Back in the beginning of May, our elected representatives at Toronto City Hall got into a heated debate about tracking lobbyists. The city has a halfway decent system for tracking corporate lobbyists, it could definitely benefit from having more detail, but it’s easy to use and offers visibility into who’s trying to exert influence. That said, there’s a significant gap in reporting requirements- voters have almost zero visibility into the lobbying efforts of unions and NGOs.
Clr. Denzil Minnan-Wong introduced a motion that day calling for city staff to review implementing requirements for tracking the lobbying activities of unions and NGOs. Cllr. Paul Ainslie called the idea “ludicrous”, Cllr. Gord Perks used the word “absurd”, Clr. Mike Layton complained that “these organizations don’t have the resources” to log into a city website and spend the couple minutes it takes to make an entry. In the end, council watered down the request and removed NGOs.

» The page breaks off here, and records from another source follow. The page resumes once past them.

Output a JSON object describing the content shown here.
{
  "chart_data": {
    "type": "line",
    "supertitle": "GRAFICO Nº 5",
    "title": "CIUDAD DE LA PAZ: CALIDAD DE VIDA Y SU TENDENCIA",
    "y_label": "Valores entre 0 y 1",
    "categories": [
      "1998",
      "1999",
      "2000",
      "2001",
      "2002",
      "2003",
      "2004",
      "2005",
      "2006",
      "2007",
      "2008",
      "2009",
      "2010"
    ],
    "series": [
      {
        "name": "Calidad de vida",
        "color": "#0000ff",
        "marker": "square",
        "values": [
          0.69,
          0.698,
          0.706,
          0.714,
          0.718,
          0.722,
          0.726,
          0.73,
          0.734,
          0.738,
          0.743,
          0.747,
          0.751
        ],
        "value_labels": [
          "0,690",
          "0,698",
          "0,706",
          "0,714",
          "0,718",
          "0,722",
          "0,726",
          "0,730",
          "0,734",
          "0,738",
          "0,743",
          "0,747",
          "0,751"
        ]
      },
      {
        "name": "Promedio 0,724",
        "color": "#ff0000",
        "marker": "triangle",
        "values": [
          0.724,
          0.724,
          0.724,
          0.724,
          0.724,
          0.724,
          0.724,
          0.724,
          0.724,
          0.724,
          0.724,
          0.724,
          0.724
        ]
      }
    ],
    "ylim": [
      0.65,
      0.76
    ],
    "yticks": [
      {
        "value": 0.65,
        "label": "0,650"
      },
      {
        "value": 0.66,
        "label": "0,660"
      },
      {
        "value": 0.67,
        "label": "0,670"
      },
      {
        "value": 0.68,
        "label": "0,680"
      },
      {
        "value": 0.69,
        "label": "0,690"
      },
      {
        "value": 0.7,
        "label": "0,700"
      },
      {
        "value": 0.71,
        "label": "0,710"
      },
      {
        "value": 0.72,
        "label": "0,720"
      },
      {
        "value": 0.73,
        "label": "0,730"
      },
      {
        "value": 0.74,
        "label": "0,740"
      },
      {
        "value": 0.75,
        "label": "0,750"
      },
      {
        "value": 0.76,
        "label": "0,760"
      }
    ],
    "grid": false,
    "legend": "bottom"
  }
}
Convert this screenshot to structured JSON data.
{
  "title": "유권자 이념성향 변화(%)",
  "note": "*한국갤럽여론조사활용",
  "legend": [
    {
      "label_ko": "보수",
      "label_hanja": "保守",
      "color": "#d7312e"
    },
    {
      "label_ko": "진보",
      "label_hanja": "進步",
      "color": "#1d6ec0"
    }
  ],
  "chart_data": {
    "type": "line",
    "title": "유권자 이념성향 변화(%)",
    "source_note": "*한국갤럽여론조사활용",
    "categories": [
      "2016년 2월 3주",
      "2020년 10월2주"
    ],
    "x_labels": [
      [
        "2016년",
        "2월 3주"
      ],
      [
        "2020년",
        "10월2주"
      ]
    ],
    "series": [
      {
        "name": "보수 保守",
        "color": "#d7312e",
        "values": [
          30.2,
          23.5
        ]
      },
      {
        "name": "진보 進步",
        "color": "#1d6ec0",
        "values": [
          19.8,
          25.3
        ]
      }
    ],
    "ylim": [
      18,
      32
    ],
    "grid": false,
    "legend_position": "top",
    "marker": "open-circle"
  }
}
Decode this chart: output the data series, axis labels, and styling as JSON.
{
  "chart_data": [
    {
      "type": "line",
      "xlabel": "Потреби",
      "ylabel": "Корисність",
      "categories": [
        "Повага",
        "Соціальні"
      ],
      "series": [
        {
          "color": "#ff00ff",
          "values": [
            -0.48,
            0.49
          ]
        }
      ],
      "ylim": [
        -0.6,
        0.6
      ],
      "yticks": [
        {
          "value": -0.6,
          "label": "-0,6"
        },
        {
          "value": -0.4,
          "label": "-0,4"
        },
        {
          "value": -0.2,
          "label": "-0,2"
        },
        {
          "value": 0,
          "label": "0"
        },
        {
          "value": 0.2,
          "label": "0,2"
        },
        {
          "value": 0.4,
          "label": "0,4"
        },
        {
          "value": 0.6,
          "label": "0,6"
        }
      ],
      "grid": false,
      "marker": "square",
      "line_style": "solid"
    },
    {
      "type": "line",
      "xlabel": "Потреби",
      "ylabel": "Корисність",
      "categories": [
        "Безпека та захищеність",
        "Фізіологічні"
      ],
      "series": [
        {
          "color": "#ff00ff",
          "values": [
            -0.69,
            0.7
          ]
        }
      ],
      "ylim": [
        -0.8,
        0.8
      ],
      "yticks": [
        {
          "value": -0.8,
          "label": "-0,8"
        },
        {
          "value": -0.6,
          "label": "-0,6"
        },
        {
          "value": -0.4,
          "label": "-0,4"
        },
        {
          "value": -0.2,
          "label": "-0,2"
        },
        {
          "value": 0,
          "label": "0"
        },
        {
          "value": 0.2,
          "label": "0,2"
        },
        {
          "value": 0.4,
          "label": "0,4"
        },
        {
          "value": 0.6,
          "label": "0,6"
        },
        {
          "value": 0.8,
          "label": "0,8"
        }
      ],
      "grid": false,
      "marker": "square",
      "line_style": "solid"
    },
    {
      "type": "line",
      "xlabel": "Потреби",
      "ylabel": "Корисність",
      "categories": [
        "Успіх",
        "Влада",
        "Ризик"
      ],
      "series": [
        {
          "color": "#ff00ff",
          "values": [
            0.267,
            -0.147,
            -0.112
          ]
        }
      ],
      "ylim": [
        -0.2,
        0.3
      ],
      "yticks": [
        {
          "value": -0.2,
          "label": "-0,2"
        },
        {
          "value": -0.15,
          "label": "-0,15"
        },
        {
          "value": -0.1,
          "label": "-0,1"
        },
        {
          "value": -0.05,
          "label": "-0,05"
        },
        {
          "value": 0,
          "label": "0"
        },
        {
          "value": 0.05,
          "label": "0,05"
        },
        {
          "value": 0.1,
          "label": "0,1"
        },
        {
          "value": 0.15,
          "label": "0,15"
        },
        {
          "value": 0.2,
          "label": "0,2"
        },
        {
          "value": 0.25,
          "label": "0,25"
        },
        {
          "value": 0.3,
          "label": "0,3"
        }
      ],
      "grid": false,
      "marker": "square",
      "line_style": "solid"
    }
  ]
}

Compromise is important in city governance, but in this case, city council made a trade-off that’s guaranteed to fail. Unions and NGOs have a long history of working together as a team and funding each other’s initiatives- businesses use AstroTurf NGOs this way too. Yesterday I travelled to City Hall to see a live example of the former, an NGO claiming to represent TTC riders at large. But not all is as it appears on the surface, most of their supporters represent special interests- including the union representing TTC staff.